O tempo previsto para o projeto apoiado pela Pro-Reitoria de Pesquisa da USP é de três anos, mas o grupo pretende dar continuidade a ele após este período, ampliando o foco das pesquisas e a colaboração com pesquisadores de diversas áreas, como a linguística, a biologia, a ecologia, de modo a abranger “temáticas absolutamente essenciais para estes povos”.

Neste ponto, a meta é focalizar o que significa de fato para os povos indígenas meio ambiente e natureza, “conceitos nossos”, segundo a pesquisadora, e não necessariamente transculturais. Para ela, os índios têm esta “carga de ter que preservar o meio ambiente”, e quando por acaso não são vistos como preservadores, existe preconceito. “Queremos substituir esta ideia por outras mais aprofundadas – o que também é uma face da contribuição que queremos proporcionar às políticas públicas de proteção de patrimônios e territórios, a partir de um novo mapa: os conhecimentos dos próprios índios sobre o meio ambiente”.

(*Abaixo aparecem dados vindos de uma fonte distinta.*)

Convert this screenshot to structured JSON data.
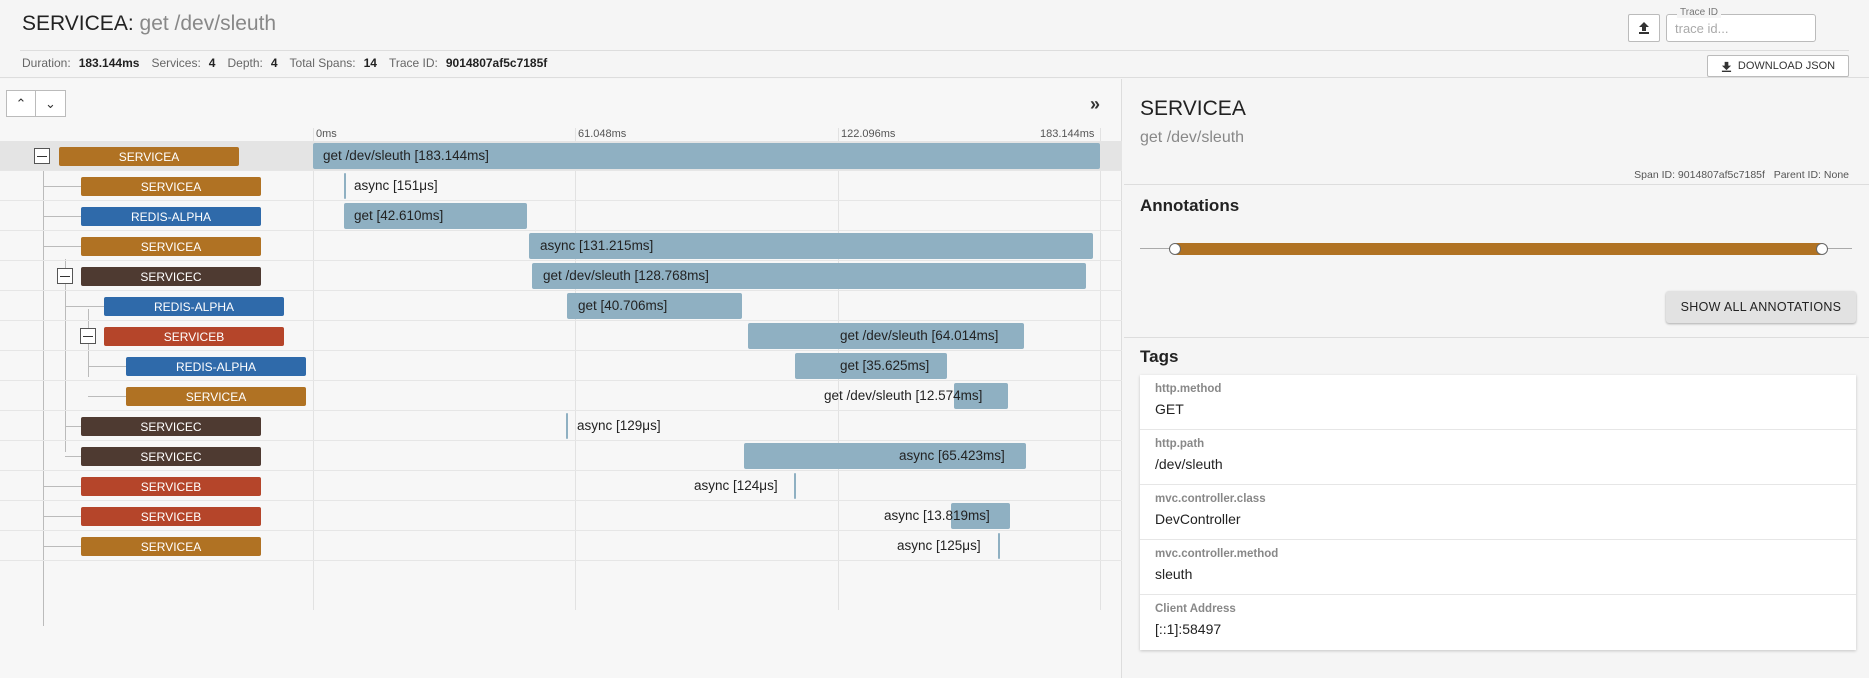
{
  "header": {
    "service": "SERVICEA",
    "separator": ":",
    "span_name": "get /dev/sleuth",
    "duration_label": "Duration:",
    "duration": "183.144ms",
    "services_label": "Services:",
    "services": "4",
    "depth_label": "Depth:",
    "depth": "4",
    "total_spans_label": "Total Spans:",
    "total_spans": "14",
    "trace_id_label": "Trace ID:",
    "trace_id": "9014807af5c7185f",
    "trace_input_label": "Trace ID",
    "trace_input_placeholder": "trace id...",
    "download_label": "DOWNLOAD JSON"
  },
  "timeline": {
    "ticks": [
      "0ms",
      "61.048ms",
      "122.096ms",
      "183.144ms"
    ],
    "rows": [
      {
        "service": "SERVICEA",
        "color": "#b07223",
        "label": "get /dev/sleuth [183.144ms]"
      },
      {
        "service": "SERVICEA",
        "color": "#b07223",
        "label": "async [151μs]"
      },
      {
        "service": "REDIS-ALPHA",
        "color": "#2f6aaa",
        "label": "get [42.610ms]"
      },
      {
        "service": "SERVICEA",
        "color": "#b07223",
        "label": "async [131.215ms]"
      },
      {
        "service": "SERVICEC",
        "color": "#4e3a31",
        "label": "get /dev/sleuth [128.768ms]"
      },
      {
        "service": "REDIS-ALPHA",
        "color": "#2f6aaa",
        "label": "get [40.706ms]"
      },
      {
        "service": "SERVICEB",
        "color": "#b5452a",
        "label": "get /dev/sleuth [64.014ms]"
      },
      {
        "service": "REDIS-ALPHA",
        "color": "#2f6aaa",
        "label": "get [35.625ms]"
      },
      {
        "service": "SERVICEA",
        "color": "#b07223",
        "label": "get /dev/sleuth [12.574ms]"
      },
      {
        "service": "SERVICEC",
        "color": "#4e3a31",
        "label": "async [129μs]"
      },
      {
        "service": "SERVICEC",
        "color": "#4e3a31",
        "label": "async [65.423ms]"
      },
      {
        "service": "SERVICEB",
        "color": "#b5452a",
        "label": "async [124μs]"
      },
      {
        "service": "SERVICEB",
        "color": "#b5452a",
        "label": "async [13.819ms]"
      },
      {
        "service": "SERVICEA",
        "color": "#b07223",
        "label": "async [125μs]"
      }
    ]
  },
  "detail": {
    "service": "SERVICEA",
    "span_name": "get /dev/sleuth",
    "span_id_label": "Span ID:",
    "span_id": "9014807af5c7185f",
    "parent_id_label": "Parent ID:",
    "parent_id": "None",
    "annotations_title": "Annotations",
    "show_all_label": "SHOW ALL ANNOTATIONS",
    "annotation_color": "#b07223",
    "tags_title": "Tags",
    "tags": [
      {
        "key": "http.method",
        "value": "GET"
      },
      {
        "key": "http.path",
        "value": "/dev/sleuth"
      },
      {
        "key": "mvc.controller.class",
        "value": "DevController"
      },
      {
        "key": "mvc.controller.method",
        "value": "sleuth"
      },
      {
        "key": "Client Address",
        "value": "[::1]:58497"
      }
    ]
  }
}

Outra iniciativa que está sendo pensada para divulgar os trabalhos do CestA é a produção de um grande portal que centralize a produção da USP sobre os povos ameríndios. A página terá uma face acadêmica, disponibilizando teses, artigos, bibliografias e ferramentas de trabalho, e também divulgará atividades voltadas para o grande público, como chats com especialistas e trabalhos audiovisuais.